Two million Iraqis have fled their homeland since 2003. CRWRC is partnering with various organizations in Syria and Jordan to provide food aid, blankets and heaters, trauma counseling and education to Iraqi men, women, and children wounded by their experience of war and as a refugee.
Ken Little, a CRWRC International Relief Manager, recently met with several Iraqi refugees on a recent trip to Syria and Jordan. This is the first in a series of four stories Ken heard along his travels:
Rowaida Noel Tofic lives with her husband and their 5 children in a three room apartment in a poor community in Aleppo, Syria. She is an English teacher with 25 years experience at the primary school level. Her twin daughters, age 16, both work in a sewing factory to help provide for the family. Only the youngest, a 10 year old boy, is in school. Rowaida’s husband is a retired civil servant who worked in the Iraqi health department.
The apartment leaks and is discolored from mold and moisture. A diesel heater sat in the corner to provide some warmth. When I asked about getting the right documents so her daughters could return to school she responded, “But then how would we live? We need to keep working so we can live.”

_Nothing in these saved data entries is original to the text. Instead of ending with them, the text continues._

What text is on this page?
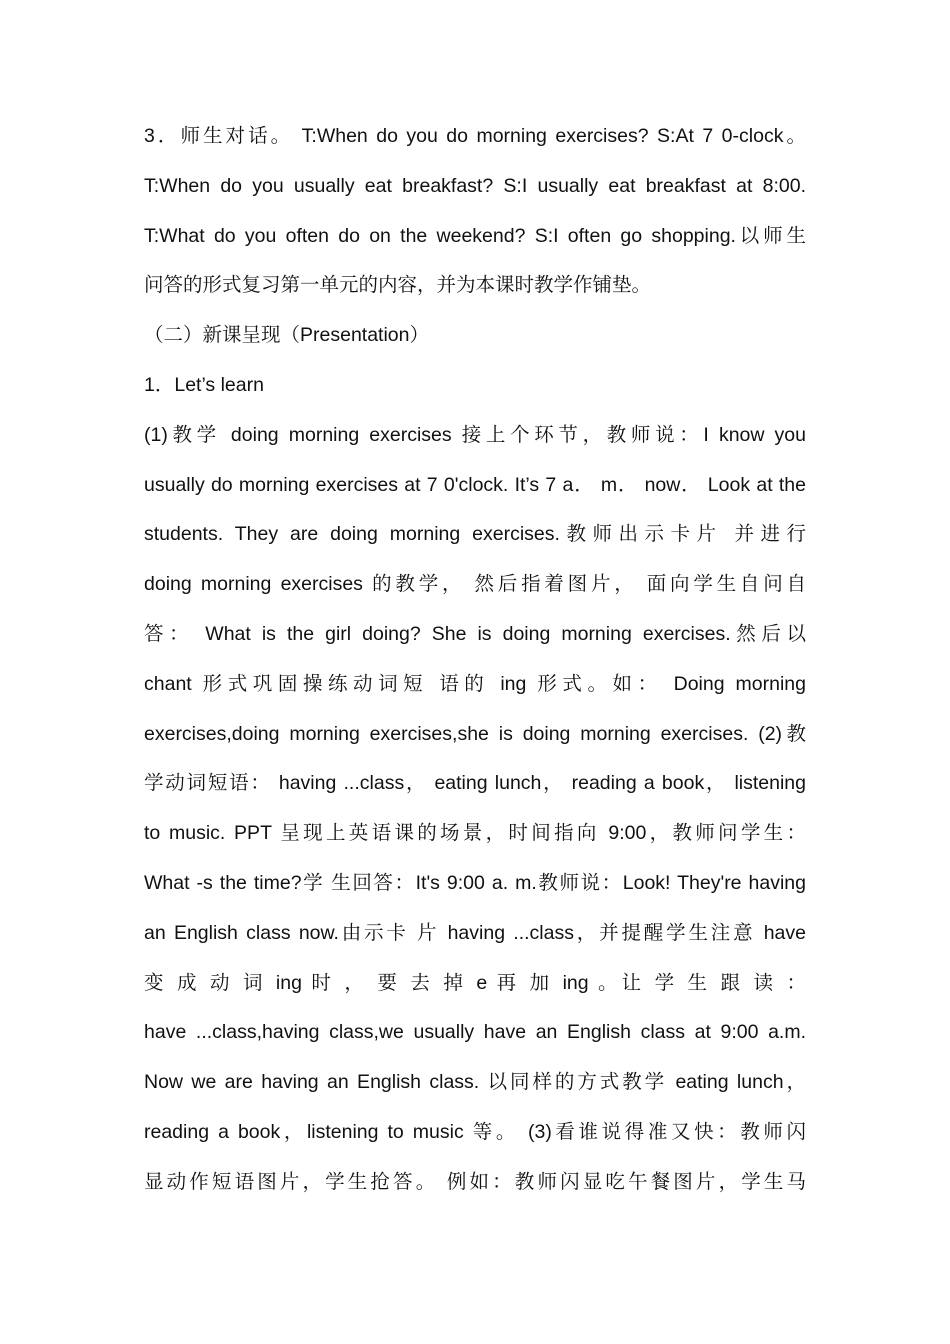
3．师生对话。 T:When do you do morning exercises? S:At 7 0-clock。
T:When do you usually eat breakfast? S:I usually eat breakfast at 8:00.
T:What do you often do on the weekend? S:I often go shopping.以师生
问答的形式复习第一单元的内容，并为本课时教学作铺垫。
（二）新课呈现（Presentation）
1．Let’s learn
(1)教学 doing morning exercises 接上个环节，教师说：I know you
usually do morning exercises at 7 0'clock. It’s 7 a． m． now． Look at the
students. They are doing morning exercises.教师出示卡片 并进行
doing morning exercises 的教学， 然后指着图片， 面向学生自问自
答： What is the girl doing? She is doing morning exercises.然后以
chant 形式巩固操练动词短 语的 ing 形式。如： Doing morning
exercises,doing morning exercises,she is doing morning exercises. (2)教
学动词短语： having ...class， eating lunch， reading a book， listening
to music. PPT 呈现上英语课的场景，时间指向 9:00，教师问学生：
What -s the time?学 生回答：It's 9:00 a. m.教师说：Look! They're having
an English class now.由示卡 片 having ...class，并提醒学生注意 have
变 成 动 词 ing 时 ， 要 去 掉 e 再 加 ing 。让 学 生 跟 读 ：
have ...class,having class,we usually have an English class at 9:00 a.m.
Now we are having an English class. 以同样的方式教学 eating lunch，
reading a book，listening to music 等。 (3)看谁说得准又快：教师闪
显动作短语图片，学生抢答。 例如：教师闪显吃午餐图片，学生马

The family left Baghdad and moved to a border town when militant groups threatened their family for teaching girls in the school. Militants then attacked the school, outlawed the teaching of English, and imposed the veil and long sleeves. Finally in December 2006, a car bomb went off just outside the Tofic’s wood frame home totally destroying it. On Christmas Eve, they fled Iraq.
Rowaida and her family now faithfully attend the “Jesus is the Light” church in Aleppo, because her sister, now leaving in Sweden, phoned and urged them to go. The family began attending the church, and say they feel very loved by the congregation and the pastor.
When asked about their future, Rowaida lifted her hands to the heavens in the form of a prayer and with tears in her eyes said, “Only God knows. We cannot work in Syria and we have nothing to return to. It is not safe to return.”